Le Cigref a aussi relancé un groupe de travail pour IBM et Google et en a créé un nouveau pour AWS. Celui-ci comprend d’ailleurs 43 membres. Le groupe de travail qui travaille sur les relations avec Oracle est toujours aussi actif avec 70 entreprises représentés. Philippe Rouaud note « la forte mobilisation » autour des activités portant sur Dynamics.
Mais la vraie résistance pourrait également venir du groupe de travail portant sur les alternatives aux grands fournisseurs. Ce groupe créé en 2018 et qui rassemble 124 membres a d’abord planché sur les alternatives open source. Depuis, des discussions ont été menées auprès de Linagora et de Cheops qui a récemment présenté un service PostgreSQL, comme une alternative à Oracle. Mais ce groupe, à la recherche d’options, se concentre également sur les alternatives à Oracle Java, à Adobe ou encore à Office 365 et GSuite pour les suites de productivité.
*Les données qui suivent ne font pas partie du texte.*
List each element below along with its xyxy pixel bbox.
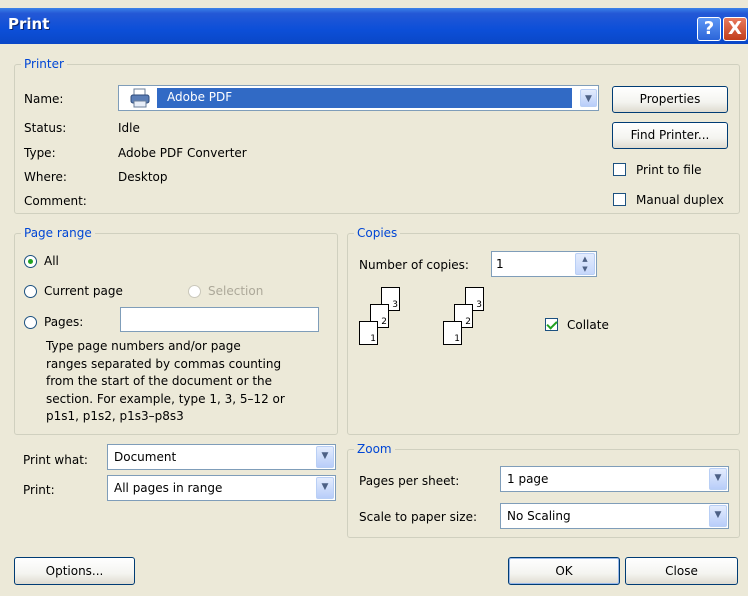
pages-label: Pages: xyxy=(44,315,84,329)
help-line: ranges separated by commas counting xyxy=(46,356,282,371)
all-pages-radio[interactable] xyxy=(24,255,37,268)
print-value: All pages in range xyxy=(114,481,223,495)
chevron-down-icon[interactable]: ▼ xyxy=(580,89,597,107)
ok-button[interactable]: OK xyxy=(508,557,620,585)
collate-illustration-uncollated: 3 2 1 xyxy=(358,287,408,362)
number-of-copies-label: Number of copies: xyxy=(359,258,469,272)
pages-per-sheet-select[interactable]: 1 page ▼ xyxy=(500,466,729,492)
selection-label: Selection xyxy=(208,284,264,298)
chevron-down-icon[interactable]: ▼ xyxy=(709,505,727,527)
printer-name-label: Name: xyxy=(24,92,64,106)
page-icon: 1 xyxy=(359,321,378,345)
collate-label: Collate xyxy=(567,318,609,332)
spin-up-icon[interactable]: ▲ xyxy=(576,254,594,264)
help-icon: ? xyxy=(703,18,715,39)
find-printer-button[interactable]: Find Printer... xyxy=(612,122,728,149)
print-what-select[interactable]: Document ▼ xyxy=(107,444,336,470)
printer-comment-label: Comment: xyxy=(24,194,87,208)
page-icon: 1 xyxy=(443,321,462,345)
help-line: from the start of the document or the xyxy=(46,374,273,388)
printer-name-select[interactable]: Adobe PDF ▼ xyxy=(118,85,599,111)
copies-spinner[interactable]: ▲ ▼ xyxy=(575,253,595,275)
chevron-down-icon[interactable]: ▼ xyxy=(316,477,334,499)
printer-where-value: Desktop xyxy=(118,170,168,184)
selection-radio[interactable] xyxy=(188,285,201,298)
properties-button[interactable]: Properties xyxy=(612,86,728,113)
print-to-file-label: Print to file xyxy=(636,163,702,177)
current-page-radio[interactable] xyxy=(24,285,37,298)
print-to-file-checkbox[interactable] xyxy=(613,163,626,176)
print-select[interactable]: All pages in range ▼ xyxy=(107,475,336,501)
manual-duplex-label: Manual duplex xyxy=(636,193,724,207)
help-line: section. For example, type 1, 3, 5–12 or xyxy=(46,391,285,406)
spin-down-icon[interactable]: ▼ xyxy=(576,264,594,274)
printer-type-label: Type: xyxy=(24,146,56,160)
chevron-down-icon[interactable]: ▼ xyxy=(709,468,727,490)
scale-to-paper-size-select[interactable]: No Scaling ▼ xyxy=(500,503,729,529)
printer-type-value: Adobe PDF Converter xyxy=(118,146,247,160)
printer-where-label: Where: xyxy=(24,170,67,184)
dialog-title: Print xyxy=(8,15,50,33)
pages-radio[interactable] xyxy=(24,316,37,329)
printer-status-value: Idle xyxy=(118,121,140,135)
printer-name-value: Adobe PDF xyxy=(167,90,233,104)
zoom-legend: Zoom xyxy=(354,442,395,456)
close-window-button[interactable]: X xyxy=(723,17,747,41)
number-of-copies-value: 1 xyxy=(496,257,504,271)
help-line: p1s1, p1s2, p1s3–p8s3 xyxy=(46,409,184,423)
collate-checkbox[interactable] xyxy=(545,318,558,331)
options-button[interactable]: Options... xyxy=(14,557,135,585)
print-label: Print: xyxy=(23,483,55,497)
chevron-down-icon[interactable]: ▼ xyxy=(316,446,334,468)
printer-legend: Printer xyxy=(21,57,67,71)
print-what-value: Document xyxy=(114,450,177,464)
copies-legend: Copies xyxy=(354,226,401,240)
scale-to-paper-size-value: No Scaling xyxy=(507,509,571,523)
close-button[interactable]: Close xyxy=(625,557,738,585)
print-dialog: Print ? X Printer Name: Adobe PDF ▼ Stat… xyxy=(0,0,748,596)
collate-illustration-collated: 3 2 1 xyxy=(442,287,492,362)
current-page-label: Current page xyxy=(44,284,123,298)
printer-icon xyxy=(129,88,151,108)
manual-duplex-checkbox[interactable] xyxy=(613,193,626,206)
pages-per-sheet-value: 1 page xyxy=(507,472,549,486)
page-range-help-text: Type page numbers and/or page ranges sep… xyxy=(46,338,331,426)
close-icon: X xyxy=(728,18,742,39)
all-pages-label: All xyxy=(44,254,59,268)
scale-to-paper-size-label: Scale to paper size: xyxy=(359,510,477,524)
help-button[interactable]: ? xyxy=(697,17,721,41)
page-range-legend: Page range xyxy=(21,226,95,240)
print-what-label: Print what: xyxy=(23,453,88,467)
title-bar[interactable]: Print ? X xyxy=(0,8,748,44)
pages-input[interactable] xyxy=(120,307,319,332)
help-line: Type page numbers and/or page xyxy=(46,339,241,353)
printer-status-label: Status: xyxy=(24,121,67,135)
pages-per-sheet-label: Pages per sheet: xyxy=(359,474,460,488)
number-of-copies-input[interactable]: 1 ▲ ▼ xyxy=(491,251,597,277)
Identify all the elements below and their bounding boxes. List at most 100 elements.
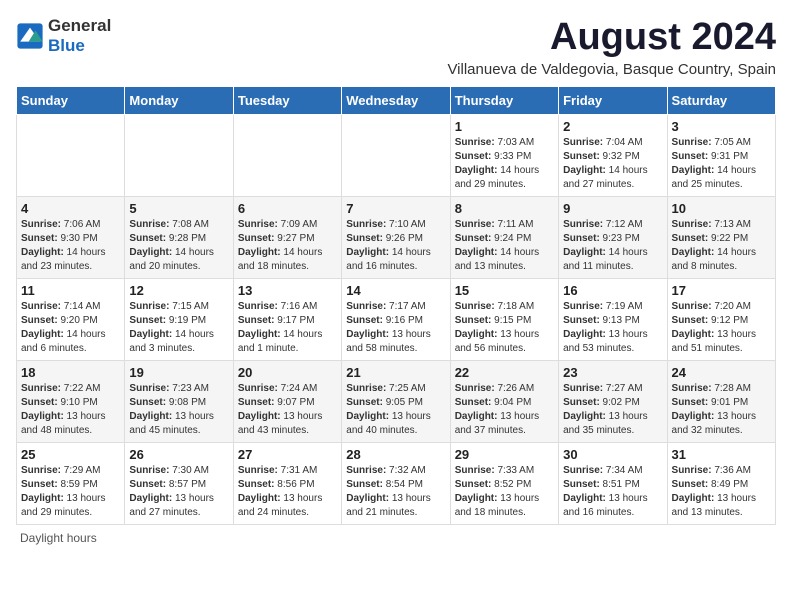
day-info: Sunrise: 7:10 AM [346,218,445,232]
footer-note: Daylight hours [16,531,776,545]
day-info: Sunset: 9:28 PM [129,232,228,246]
day-info: Sunset: 8:57 PM [129,478,228,492]
day-info: Sunset: 9:12 PM [672,314,771,328]
day-info: Sunset: 9:08 PM [129,396,228,410]
day-info: Daylight: 13 hours and 21 minutes. [346,492,445,520]
day-number: 25 [21,447,120,462]
calendar-cell: 5Sunrise: 7:08 AMSunset: 9:28 PMDaylight… [125,197,233,279]
day-info: Sunset: 8:54 PM [346,478,445,492]
weekday-header-friday: Friday [559,87,667,115]
day-info: Sunrise: 7:18 AM [455,300,554,314]
day-number: 11 [21,283,120,298]
day-number: 3 [672,119,771,134]
day-number: 26 [129,447,228,462]
calendar-cell [125,115,233,197]
calendar-cell: 10Sunrise: 7:13 AMSunset: 9:22 PMDayligh… [667,197,775,279]
day-info: Sunrise: 7:29 AM [21,464,120,478]
day-number: 29 [455,447,554,462]
weekday-header-sunday: Sunday [17,87,125,115]
day-info: Sunrise: 7:27 AM [563,382,662,396]
day-number: 6 [238,201,337,216]
day-number: 17 [672,283,771,298]
day-info: Sunrise: 7:36 AM [672,464,771,478]
day-info: Sunset: 9:23 PM [563,232,662,246]
calendar-week-5: 25Sunrise: 7:29 AMSunset: 8:59 PMDayligh… [17,443,776,525]
day-info: Daylight: 14 hours and 16 minutes. [346,246,445,274]
day-info: Sunset: 9:01 PM [672,396,771,410]
day-info: Sunrise: 7:14 AM [21,300,120,314]
calendar-week-4: 18Sunrise: 7:22 AMSunset: 9:10 PMDayligh… [17,361,776,443]
calendar-cell: 21Sunrise: 7:25 AMSunset: 9:05 PMDayligh… [342,361,450,443]
day-info: Sunrise: 7:11 AM [455,218,554,232]
weekday-header-saturday: Saturday [667,87,775,115]
calendar-body: 1Sunrise: 7:03 AMSunset: 9:33 PMDaylight… [17,115,776,525]
day-info: Daylight: 14 hours and 1 minute. [238,328,337,356]
day-number: 9 [563,201,662,216]
subtitle: Villanueva de Valdegovia, Basque Country… [447,61,776,78]
calendar-cell: 30Sunrise: 7:34 AMSunset: 8:51 PMDayligh… [559,443,667,525]
day-info: Sunset: 9:31 PM [672,150,771,164]
day-info: Sunset: 9:20 PM [21,314,120,328]
day-info: Sunset: 9:30 PM [21,232,120,246]
day-number: 1 [455,119,554,134]
calendar-cell: 26Sunrise: 7:30 AMSunset: 8:57 PMDayligh… [125,443,233,525]
calendar-cell: 15Sunrise: 7:18 AMSunset: 9:15 PMDayligh… [450,279,558,361]
day-number: 10 [672,201,771,216]
calendar-cell: 3Sunrise: 7:05 AMSunset: 9:31 PMDaylight… [667,115,775,197]
day-info: Daylight: 13 hours and 29 minutes. [21,492,120,520]
calendar-cell: 16Sunrise: 7:19 AMSunset: 9:13 PMDayligh… [559,279,667,361]
day-info: Daylight: 14 hours and 6 minutes. [21,328,120,356]
day-number: 30 [563,447,662,462]
calendar-cell: 2Sunrise: 7:04 AMSunset: 9:32 PMDaylight… [559,115,667,197]
day-info: Daylight: 13 hours and 45 minutes. [129,410,228,438]
day-number: 15 [455,283,554,298]
logo: General Blue [16,16,111,56]
day-info: Daylight: 13 hours and 43 minutes. [238,410,337,438]
calendar-week-1: 1Sunrise: 7:03 AMSunset: 9:33 PMDaylight… [17,115,776,197]
calendar-cell: 9Sunrise: 7:12 AMSunset: 9:23 PMDaylight… [559,197,667,279]
day-info: Sunset: 9:32 PM [563,150,662,164]
day-info: Sunset: 8:49 PM [672,478,771,492]
day-info: Daylight: 13 hours and 58 minutes. [346,328,445,356]
day-info: Sunrise: 7:33 AM [455,464,554,478]
calendar-cell: 27Sunrise: 7:31 AMSunset: 8:56 PMDayligh… [233,443,341,525]
calendar-cell: 12Sunrise: 7:15 AMSunset: 9:19 PMDayligh… [125,279,233,361]
day-number: 8 [455,201,554,216]
day-number: 13 [238,283,337,298]
day-info: Sunrise: 7:20 AM [672,300,771,314]
calendar-week-2: 4Sunrise: 7:06 AMSunset: 9:30 PMDaylight… [17,197,776,279]
day-info: Sunrise: 7:15 AM [129,300,228,314]
day-info: Sunrise: 7:03 AM [455,136,554,150]
day-number: 19 [129,365,228,380]
day-info: Sunrise: 7:28 AM [672,382,771,396]
day-info: Daylight: 13 hours and 35 minutes. [563,410,662,438]
day-number: 24 [672,365,771,380]
day-info: Sunset: 8:56 PM [238,478,337,492]
calendar-cell: 14Sunrise: 7:17 AMSunset: 9:16 PMDayligh… [342,279,450,361]
day-number: 31 [672,447,771,462]
calendar-table: SundayMondayTuesdayWednesdayThursdayFrid… [16,86,776,525]
day-number: 4 [21,201,120,216]
day-info: Daylight: 13 hours and 13 minutes. [672,492,771,520]
calendar-cell: 8Sunrise: 7:11 AMSunset: 9:24 PMDaylight… [450,197,558,279]
day-number: 28 [346,447,445,462]
calendar-cell: 24 Sunrise: 7:28 AMSunset: 9:01 PMDayligh… [667,361,775,443]
logo-icon [16,22,44,50]
weekday-header-wednesday: Wednesday [342,87,450,115]
day-info: Daylight: 13 hours and 24 minutes. [238,492,337,520]
day-info: Daylight: 13 hours and 51 minutes. [672,328,771,356]
day-info: Sunrise: 7:19 AM [563,300,662,314]
day-info: Sunrise: 7:25 AM [346,382,445,396]
calendar-cell: 17 Sunrise: 7:20 AMSunset: 9:12 PMDayligh… [667,279,775,361]
day-info: Sunset: 9:22 PM [672,232,771,246]
day-info: Daylight: 13 hours and 56 minutes. [455,328,554,356]
day-info: Daylight: 14 hours and 23 minutes. [21,246,120,274]
day-info: Sunrise: 7:24 AM [238,382,337,396]
day-info: Daylight: 13 hours and 16 minutes. [563,492,662,520]
day-info: Daylight: 13 hours and 32 minutes. [672,410,771,438]
day-info: Sunrise: 7:09 AM [238,218,337,232]
day-info: Sunset: 9:17 PM [238,314,337,328]
title-block: August 2024 Villanueva de Valdegovia, Ba… [447,16,776,78]
day-info: Daylight: 14 hours and 27 minutes. [563,164,662,192]
day-number: 14 [346,283,445,298]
Parmi ces alternatives justement, l’open source ne constitue qu’une option, a par ailleurs rappelé Stéphane Rousseau, le DSI d’Eiffage, qui dirige ce groupe de travail sur les alternatives aux grands fournisseurs. D’autres sont à l’étude. « Les alternatives européennes commencent à émerger », note-t-il évoquant la possibilité de considérer pour les clients français des offres locales alternatives aux grands ténors américains.
La 3e voie explorée par le Cigref porte, et ce, de façon plus surprenante, sur le recours au développement sur mesure, qui consiste à développer en interne ses propres solutions métiers. Un retour au spécifique que les DSI avaient écarté il y a plusieurs années pour mener des stratégies fortes d’externalisation (vers l’Inde notamment). Mais aujourd’hui, pense Stéphane Rousseau, les entreprises peuvent pérenniser leur parc applicatif en replaçant la DSI au centre des développements… et en recrutant des talents parmi les développeurs. L’open source aura aussi un rôle à jouer dans cette (re)prise de contrôle.